Developed by Mike Smith, this pepper claims to be hotter than the Carolina Reaper. However, limited information is available regarding its precise Scoville rating.

What sets the Dragon’s Breath apart is its alleged ability to induce potentially dangerous effects if ingested, making it more of a novelty than a culinary ingredient.

6) Naga Viper

The Naga Viper pepper, originating from the United Kingdom, gained attention in 2010 for its extreme heat.

Created by chili farmer Gerald Fowler, it is a crossbreed of three super-hot peppers: the Bhut Jolokia, the Trinidad Moruga Scorpion, and the Naga Morich.

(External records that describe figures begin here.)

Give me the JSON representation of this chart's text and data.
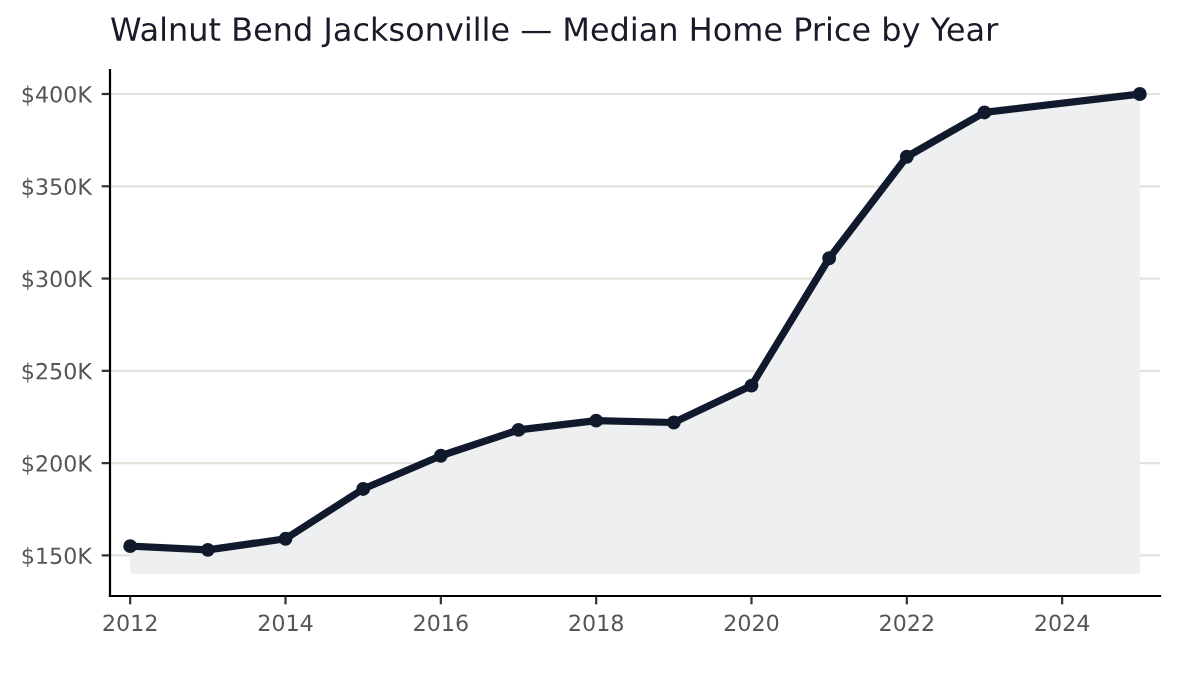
{
  "chart_data": {
    "type": "line",
    "title": "Walnut Bend Jacksonville — Median Home Price by Year",
    "x": [
      2012,
      2013,
      2014,
      2015,
      2016,
      2017,
      2018,
      2019,
      2020,
      2021,
      2022,
      2023,
      2025
    ],
    "series": [
      {
        "color": "#101a2c",
        "values": [
          155,
          153,
          159,
          186,
          204,
          218,
          223,
          222,
          242,
          311,
          366,
          390,
          400
        ],
        "lower": [
          140,
          140,
          140,
          140,
          140,
          140,
          140,
          140,
          140,
          140,
          140,
          140,
          140
        ],
        "upper": [
          155,
          153,
          159,
          186,
          204,
          218,
          223,
          222,
          242,
          311,
          366,
          390,
          400
        ]
      }
    ],
    "xlim": [
      2011.74,
      2025.26
    ],
    "xticks": [
      2012,
      2014,
      2016,
      2018,
      2020,
      2022,
      2024
    ],
    "ylim": [
      128,
      413
    ],
    "yticks": [
      {
        "value": 150,
        "label": "$150K"
      },
      {
        "value": 200,
        "label": "$200K"
      },
      {
        "value": 250,
        "label": "$250K"
      },
      {
        "value": 300,
        "label": "$300K"
      },
      {
        "value": 350,
        "label": "$350K"
      },
      {
        "value": 400,
        "label": "$400K"
      }
    ],
    "grid": "y",
    "marker": "circle",
    "line_style": "solid"
  }
}
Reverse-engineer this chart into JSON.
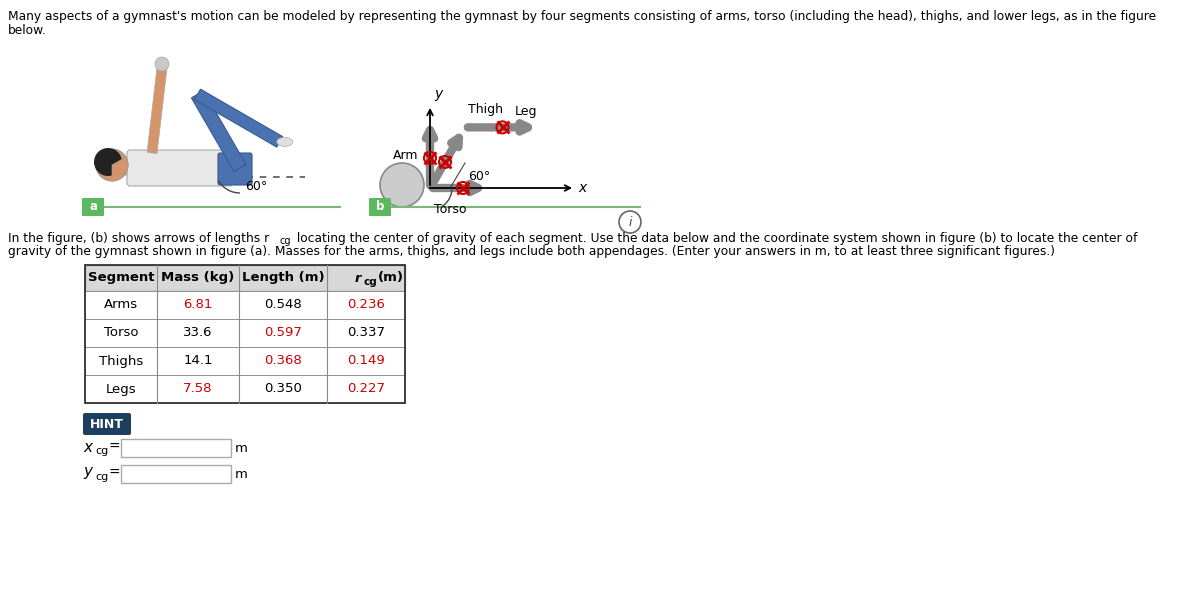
{
  "title_line1": "Many aspects of a gymnast's motion can be modeled by representing the gymnast by four segments consisting of arms, torso (including the head), thighs, and lower legs, as in the figure",
  "title_line2": "below.",
  "desc_line1_pre": "In the figure, (b) shows arrows of lengths r",
  "desc_line1_sub": "cg",
  "desc_line1_post": " locating the center of gravity of each segment. Use the data below and the coordinate system shown in figure (b) to locate the center of",
  "desc_line2": "gravity of the gymnast shown in figure (a). Masses for the arms, thighs, and legs include both appendages. (Enter your answers in m, to at least three significant figures.)",
  "table_headers": [
    "Segment",
    "Mass (kg)",
    "Length (m)",
    "r_cg (m)"
  ],
  "table_rows": [
    [
      "Arms",
      "6.81",
      "0.548",
      "0.236"
    ],
    [
      "Torso",
      "33.6",
      "0.597",
      "0.337"
    ],
    [
      "Thighs",
      "14.1",
      "0.368",
      "0.149"
    ],
    [
      "Legs",
      "7.58",
      "0.350",
      "0.227"
    ]
  ],
  "red_cells": {
    "Arms": [
      1,
      3
    ],
    "Torso": [
      2
    ],
    "Thighs": [
      2,
      3
    ],
    "Legs": [
      1,
      3
    ]
  },
  "hint_bg": "#1d3f5e",
  "hint_text_color": "#ffffff",
  "label_bg": "#5cb85c",
  "figure_bg": "#ffffff",
  "text_color": "#000000",
  "red_color": "#cc0000",
  "gray_color": "#aaaaaa",
  "table_header_bg": "#d8d8d8",
  "table_border": "#888888",
  "gymnast_skin": "#d4956a",
  "gymnast_blue": "#4a72b0",
  "gymnast_white": "#e8e8e8",
  "gymnast_hair": "#222222",
  "diagram_gray": "#b0b0b0"
}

With an average Scoville rating of around 1.3 million SHU, the Naga Viper delivers an intense and lingering burn.

Its flavor profile combines fruity and floral notes, making it a favorite among those seeking a fiery culinary experience.

7) 7 Pot Douglah

7 Pot Douglah


The 7 Pot Douglah, also known as the Chocolate 7 Pot, is a pepper originating from Trinidad and Tobago.

Renowned for its deep brown color, this pepper packs a punch in terms of heat.

With a Scoville rating ranging from 800,000 to 1.8 million SHU, the 7 Pot Douglah is a true scorcher.

It offers a complex flavor profile with hints of chocolate, nuttiness, and a fiery undertone that sets it apart from other super-hot peppers.

8) Scorpion Butch T

Another contender in the race for the spiciest pepper is the Scorpion Butch T.

Developed by Butch Taylor, a chili grower from the United States, this pepper held the title of the world’s hottest pepper in 2011, surpassing the previous champion, the Trinidad Moruga Scorpion.

It boasts an average Scoville rating of around 1.4 million SHU, delivering a searing heat that lingers on the palate.

The Scorpion Butch T exhibits a distinct scorpion-like tail, hence its name, and its flavor profile combines fruity and smoky notes.

The Great Pepper Debate

Determining the absolute spiciest pepper is a topic of heated debate among chili enthusiasts.

The Scoville scale provides a relative measure, but variations in growing conditions, genetics, and testing methods can yield different results.

Also, new hybrid varieties are constantly being developed, pushing the boundaries of heat.

Therefore, it’s essential to approach the concept of the spiciest pepper with an understanding that rankings can change over time as new peppers emerge.

Tips for Handling and Enjoying Spicy Peppers

When it comes to handling and consuming spicy peppers, it’s essential to exercise caution to avoid any unpleasant experiences. Here are some tips to help you navigate the world of spiciness:

Start Mild

If you’re new to spicy peppers, begin with milder varieties such as jalapeños or serranos, and gradually work your way up to hotter peppers.

Use Gloves

When handling extremely hot peppers, such as the Carolina Reaper or Bhut Jolokia, wearing gloves can protect your skin from the potent capsaicin oils that can cause irritation.

Remove Seeds and Membranes

The seeds and white membranes inside peppers contain a significant amount of capsaicin. Removing them can reduce the overall heat level of the pepper.

Build Flavor Gradually

Instead of overwhelming a dish with an excessive amount of spiciness, add small amounts of spicy peppers and taste as you go, gradually building the heat according to your preference.

Balance with Cooling Agents:

If a pepper proves too hot to handle, balance the spiciness by pairing it with cooling agents like dairy products (milk, yogurt), citrus (lime or lemon juice), or sweet ingredients (honey, sugar).

Enjoy in Moderation:

Spicy peppers can provide an exciting culinary experience, but remember that moderation is key. Respect your tolerance and listen to your body’s signals.


The quest for the world’s spiciest pepper is an ongoing adventure that showcases the passion and innovation of chili pepper enthusiasts worldwide.

While the Carolina Reaper has been widely recognized as the reigning champion in recent years, new contenders like Pepper X and Dragon’s Breath continue to push the boundaries of spiciness.

Whether you’re a culinary adventurer seeking a fiery thrill or simply fascinated by the complex world of peppers, exploring the range of spicy peppers can be an exhilarating journey for your taste buds.

Remember, when handling and consuming these peppers, exercise caution, and have a glass of milk nearby—just in case you need to cool down from the searing heat.